2013 yılında çözüm süreci sürerken 500 güvenlik görevlisiyle yapılan operasyonda bile daha çok esrar imha edilmişti; 23 ton... 

Nerden baksan tutarsızlık, bununla da sınırlı değil. Lice’nin Mehle mezrasında gözaltına alınan 34 köylüden 30’unun soyadı Kocakaya’ydı. Hepsi birbiriyle akraba köylülerdi. Sadece 4’ü farklı soyadı taşıyordu ama onlar da aynı köyde yaşıyordu. Aralarında 6 da çocuk vardı. Bunlardan 15’i tutuklandı. Biri 16 yaşındaki bir çocuk. Sadece ikisinin soyadı farklı. Onlar da Veysi Gökhan ile Halise Balkaç. Avukat İmran Gökdere, tutuklanan köylülerin örgüte üye olmak, canlı kalkan olmaya çalışmak ve yangın çıkarmaya çalışmakla suçlandığını söylüyor. Tabii bunların hiçbirinin doğru olmadığının altını çiziyor. 

Köy sakinlerinden Mehmet Şirin Kocakaya’nın ölümüne ilişkin şüpheler ise ortada duruyor. Köylüler, Kocakaya’nın işkenceyle öldürüldüğünü söylüyor. Avukat İmran Gökdere, JÖH üyelerinin ifadelerindeki, “Örgüt mensubu olarak bizim elimizdeydi. Karmaşadan yararlanıp elimizden sıyrıldı. O sırada havaya ateş açtık. Düştü ve kafasını taşa çarptı. Biz de olay yerinden tahliye ettik” dediğini söylüyor. Ne kadar tanıdık değil mi? Otopsi raporu ise bilinmiyor. Çünkü savcılık avukatların otopsiye girişine bile izin vermedi. 
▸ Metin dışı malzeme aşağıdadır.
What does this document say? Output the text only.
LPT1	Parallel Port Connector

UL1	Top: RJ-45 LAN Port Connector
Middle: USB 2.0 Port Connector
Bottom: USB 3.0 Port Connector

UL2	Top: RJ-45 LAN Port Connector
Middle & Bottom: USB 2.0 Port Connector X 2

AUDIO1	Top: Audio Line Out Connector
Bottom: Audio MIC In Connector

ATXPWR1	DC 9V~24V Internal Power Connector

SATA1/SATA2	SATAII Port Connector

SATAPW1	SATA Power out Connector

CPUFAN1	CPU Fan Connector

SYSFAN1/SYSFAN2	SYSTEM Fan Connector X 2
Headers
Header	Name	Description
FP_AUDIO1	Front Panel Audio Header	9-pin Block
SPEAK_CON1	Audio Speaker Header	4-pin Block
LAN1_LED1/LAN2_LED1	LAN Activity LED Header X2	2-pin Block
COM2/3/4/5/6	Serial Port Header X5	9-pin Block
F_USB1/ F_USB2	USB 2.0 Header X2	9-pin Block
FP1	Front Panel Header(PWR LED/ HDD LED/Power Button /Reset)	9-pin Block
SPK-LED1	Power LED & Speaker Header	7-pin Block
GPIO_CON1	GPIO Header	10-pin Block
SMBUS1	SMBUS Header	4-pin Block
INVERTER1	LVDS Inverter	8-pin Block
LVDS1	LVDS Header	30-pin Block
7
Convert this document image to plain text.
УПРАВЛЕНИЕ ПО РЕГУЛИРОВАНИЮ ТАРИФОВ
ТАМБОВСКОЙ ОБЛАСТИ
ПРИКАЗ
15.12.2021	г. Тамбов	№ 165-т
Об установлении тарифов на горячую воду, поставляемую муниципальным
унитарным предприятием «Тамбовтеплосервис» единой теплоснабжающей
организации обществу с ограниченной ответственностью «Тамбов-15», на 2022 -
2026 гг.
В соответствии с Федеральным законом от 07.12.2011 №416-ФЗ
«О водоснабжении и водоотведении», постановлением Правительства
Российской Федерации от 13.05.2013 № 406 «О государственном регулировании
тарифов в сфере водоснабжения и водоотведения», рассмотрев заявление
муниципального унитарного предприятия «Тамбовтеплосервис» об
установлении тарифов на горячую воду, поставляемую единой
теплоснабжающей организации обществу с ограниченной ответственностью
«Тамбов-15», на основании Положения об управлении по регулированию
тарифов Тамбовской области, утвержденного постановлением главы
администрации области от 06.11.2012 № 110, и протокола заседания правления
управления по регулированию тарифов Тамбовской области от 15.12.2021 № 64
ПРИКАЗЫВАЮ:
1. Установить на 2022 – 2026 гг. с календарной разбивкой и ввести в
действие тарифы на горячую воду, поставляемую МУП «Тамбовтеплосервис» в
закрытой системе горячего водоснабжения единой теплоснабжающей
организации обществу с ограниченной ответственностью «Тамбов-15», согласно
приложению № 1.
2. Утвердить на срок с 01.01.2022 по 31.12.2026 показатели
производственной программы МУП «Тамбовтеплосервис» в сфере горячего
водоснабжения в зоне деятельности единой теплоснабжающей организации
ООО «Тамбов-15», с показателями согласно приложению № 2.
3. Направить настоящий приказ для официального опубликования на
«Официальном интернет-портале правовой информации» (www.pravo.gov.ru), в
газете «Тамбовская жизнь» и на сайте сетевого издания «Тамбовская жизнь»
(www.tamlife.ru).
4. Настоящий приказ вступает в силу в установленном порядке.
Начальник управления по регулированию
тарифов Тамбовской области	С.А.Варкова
Mehmet Kocakaya’nın kardeşi Erdal Kocakaya da tutuklular arasında. Özel Harekât’ın Erdal Kocakaya’ya işkence yaptığını iddia ediyor köylüler. Ağabeyini korumaya çalışan kız kardeşi Rojda Kocakaya’nın da “Gel ağabeyini gösterelim, denilerek dipçikle darp edildiği”ni söylüyor avukat Gökdere. Bayram sonrası tutuklamalara itiraz edilecek. Sonuç çıkar mı şüpheli ama işkence gören köylüler de şikâyetçi olacaklar. 

Her şeye rağmen köylerini, mezralarını terk etmeyen halk ise yok olan bağlarına, bahçelerine, ağaçlarına, hayvanlarına rağmen Mehle’yi küllerinden yeniden doğurmaya kararlı. 

İşte Erdoğan’ın, AKP sözcülerinin, Saray medyasının sakladığı: Genelkurmay’ın, Diyarbakır Valiliği’nin yaptığı resmi açıklamalarda yer vermediği Lice ve kırsalında yaşanan gerçeklerin öbür yüzü de bu!